Шино обернулся к императору и поклонился – без малейшей насмешки.
– Воля тайсёгуна закон для меня, – почтительно склонил голову Извечный.
Надежда Лёки на то, что он не сможет убрать сеть, не оправдались. Похоже, времени в обществе амулета Грома Таракану зря не терял, хотя, наверное, и несколько сотен лет в роли ученика самого могущественного Вечного пошли на пользу. Несколько уверенных прикосновений под ритмичные слова заклинания – и кристальные бруски вспыхнули невыносимо-белым, упали на землю, оплавляя ее до стекольного блеска, и рассыпались в пыль. Сеть, удерживавшая амулет Грома, растаяла.

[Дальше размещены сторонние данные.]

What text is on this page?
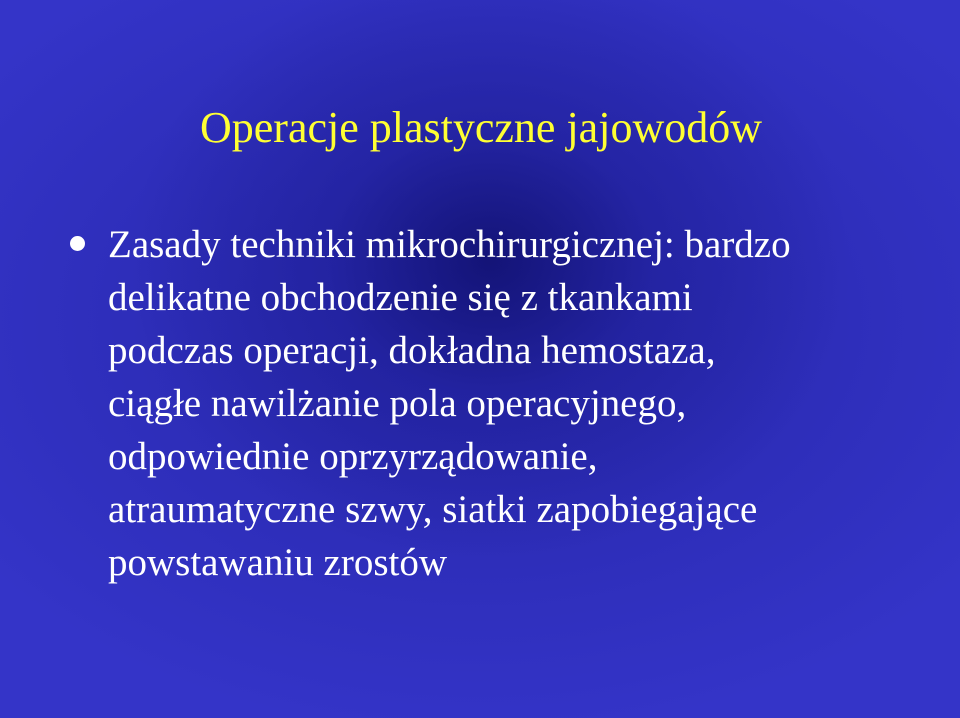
Operacje plastyczne jajowodów
Zasady techniki mikrochirurgicznej: bardzo
delikatne obchodzenie się z tkankami
podczas operacji, dokładna hemostaza,
ciągłe nawilżanie pola operacyjnego,
odpowiednie oprzyrządowanie,
atraumatyczne szwy, siatki zapobiegające
powstawaniu zrostów
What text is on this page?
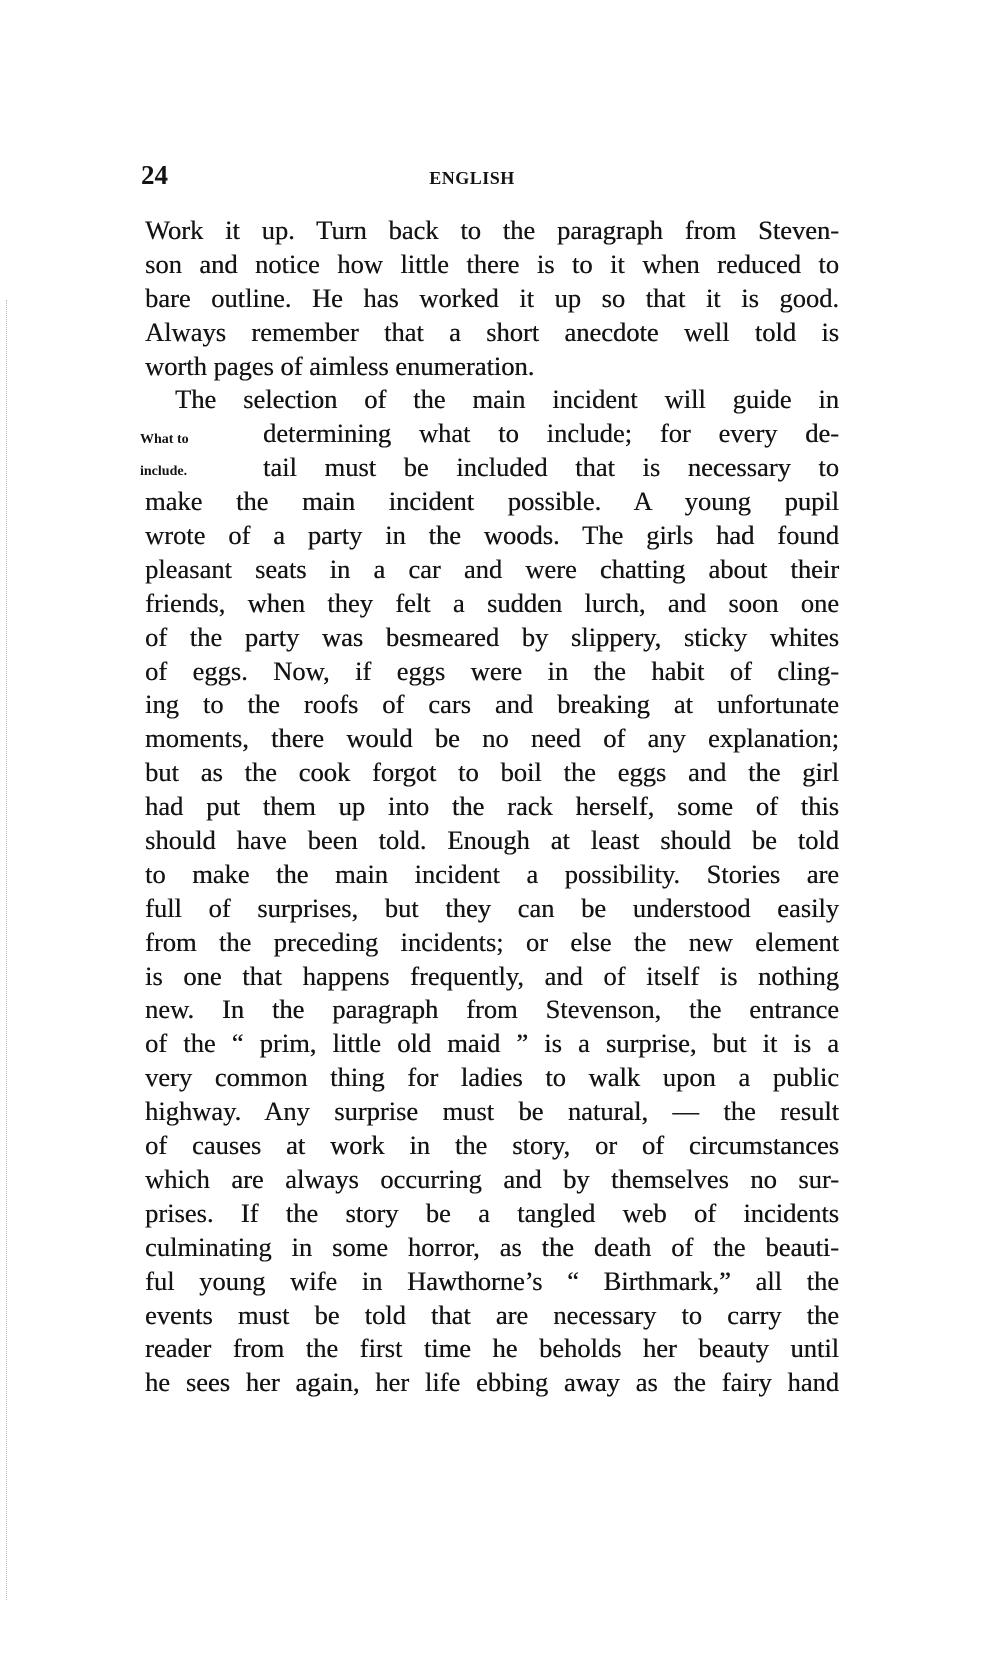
24	ENGLISH
What to
include.
Work it up. Turn back to the paragraph from Steven-
son and notice how little there is to it when reduced to
bare outline. He has worked it up so that it is good.
Always remember that a short anecdote well told is
worth pages of aimless enumeration.
The selection of the main incident will guide in
determining what to include; for every de-
tail must be included that is necessary to
make the main incident possible. A young pupil
wrote of a party in the woods. The girls had found
pleasant seats in a car and were chatting about their
friends, when they felt a sudden lurch, and soon one
of the party was besmeared by slippery, sticky whites
of eggs. Now, if eggs were in the habit of cling-
ing to the roofs of cars and breaking at unfortunate
moments, there would be no need of any explanation;
but as the cook forgot to boil the eggs and the girl
had put them up into the rack herself, some of this
should have been told. Enough at least should be told
to make the main incident a possibility. Stories are
full of surprises, but they can be understood easily
from the preceding incidents; or else the new element
is one that happens frequently, and of itself is nothing
new. In the paragraph from Stevenson, the entrance
of the “ prim, little old maid ” is a surprise, but it is a
very common thing for ladies to walk upon a public
highway. Any surprise must be natural, — the result
of causes at work in the story, or of circumstances
which are always occurring and by themselves no sur-
prises. If the story be a tangled web of incidents
culminating in some horror, as the death of the beauti-
ful young wife in Hawthorne’s “ Birthmark,” all the
events must be told that are necessary to carry the
reader from the first time he beholds her beauty until
he sees her again, her life ebbing away as the fairy hand
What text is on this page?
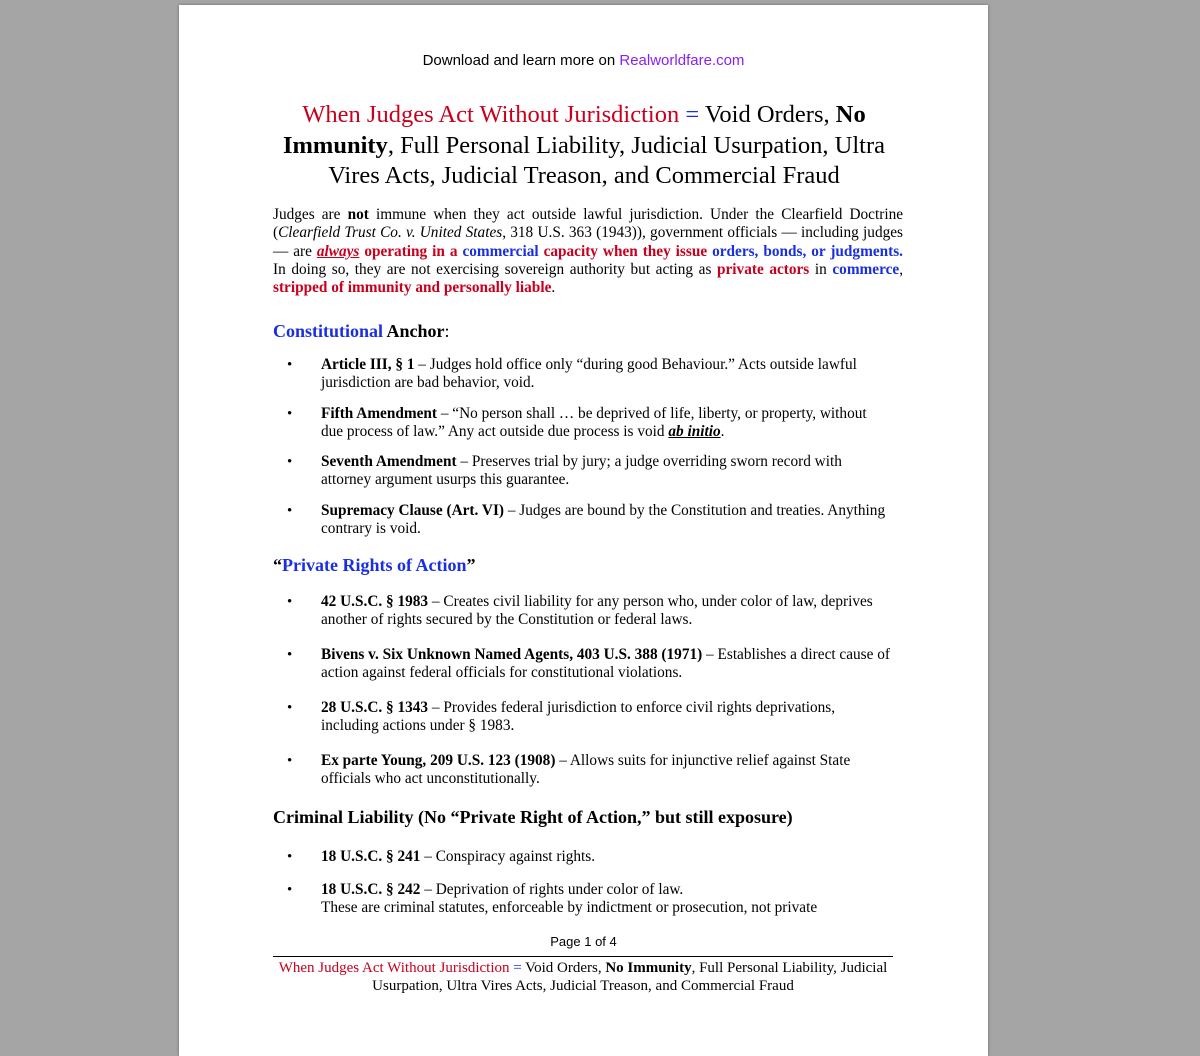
Download and learn more on Realworldfare.com
When Judges Act Without Jurisdiction = Void Orders, No Immunity, Full Personal Liability, Judicial Usurpation, Ultra Vires Acts, Judicial Treason, and Commercial Fraud
Judges are not immune when they act outside lawful jurisdiction. Under the Clearfield Doctrine (Clearfield Trust Co. v. United States, 318 U.S. 363 (1943)), government officials — including judges — are always operating in a commercial capacity when they issue orders, bonds, or judgments. In doing so, they are not exercising sovereign authority but acting as private actors in commerce, stripped of immunity and personally liable.
Constitutional Anchor:
• Article III, § 1 – Judges hold office only “during good Behaviour.” Acts outside lawful jurisdiction are bad behavior, void.
• Fifth Amendment – “No person shall … be deprived of life, liberty, or property, without due process of law.” Any act outside due process is void ab initio.
• Seventh Amendment – Preserves trial by jury; a judge overriding sworn record with attorney argument usurps this guarantee.
• Supremacy Clause (Art. VI) – Judges are bound by the Constitution and treaties. Anything contrary is void.
“Private Rights of Action”
• 42 U.S.C. § 1983 – Creates civil liability for any person who, under color of law, deprives another of rights secured by the Constitution or federal laws.
• Bivens v. Six Unknown Named Agents, 403 U.S. 388 (1971) – Establishes a direct cause of action against federal officials for constitutional violations.
• 28 U.S.C. § 1343 – Provides federal jurisdiction to enforce civil rights deprivations, including actions under § 1983.
• Ex parte Young, 209 U.S. 123 (1908) – Allows suits for injunctive relief against State officials who act unconstitutionally.
Criminal Liability (No “Private Right of Action,” but still exposure)
• 18 U.S.C. § 241 – Conspiracy against rights.
• 18 U.S.C. § 242 – Deprivation of rights under color of law.
These are criminal statutes, enforceable by indictment or prosecution, not private
Page 1 of 4
When Judges Act Without Jurisdiction = Void Orders, No Immunity, Full Personal Liability, Judicial Usurpation, Ultra Vires Acts, Judicial Treason, and Commercial Fraud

Княжна надеялась на более продолжительный и зрелищный процесс, чтобы было время подумать, а если ничего не придумается, то хотя бы посмотреть на очередную порцию фейерверков и спецэффектов – но не сбылось и это.
– Улетай! Лети! Лети же!.. – Ярик, сжимая кулаки, подался вперед, словно гипнотизируя сундук. Но тот стоял между камней, словно никогда не выписывал по небу головокружительные кренделя.
– Открывайте, – тихо скомандовал тайсёгун.
Ода сосредоточенно свёл брови и положил обе руки на крышку притихшего ящика. Еще минуты три прошло в декламации заклинаний, призывавших на помощь всех духов, божеств, фауну и даже флору империи. И когда девочке уже начинало казаться, что хоть на этот раз у великого Таракана что-то не получилось, вокруг них из земли вскипело синее облако. Но не успели зеваки испугаться, как оно устремилось к Оде с сундуком, взревело васильковым пламенем… и рассеялось. Между почерневшими, как остывающие угли, камнями, на месте сундука, все увидели оскалившегося льва, сжавшегося для прыжка. Грива и хвост его, похожий на лошадиный, сплетались из языков огня, а по ослепительно-рыжей шкуре пробегали алые искры.
Ода поднёс к нему руки, точно к очагу в студеную ночь, и зажмурился от удовольствия: толстые малиновые лучи, потянувшиеся от зверя к пальцам Вечного, были видны даже не искушенным в магии.
– Еще… еще… – шептал Вечный, причмокивая, словно поедал нечто очень вкусное. Хотя так оно и было. Как молоко через соломину, он торопливо всасывал магию льва – и страшные раны на голове его затягивались, оставляя не менее страшные рубцы и непроходящий малиновый отблеск в глазах, рваный, как огонь на ветру.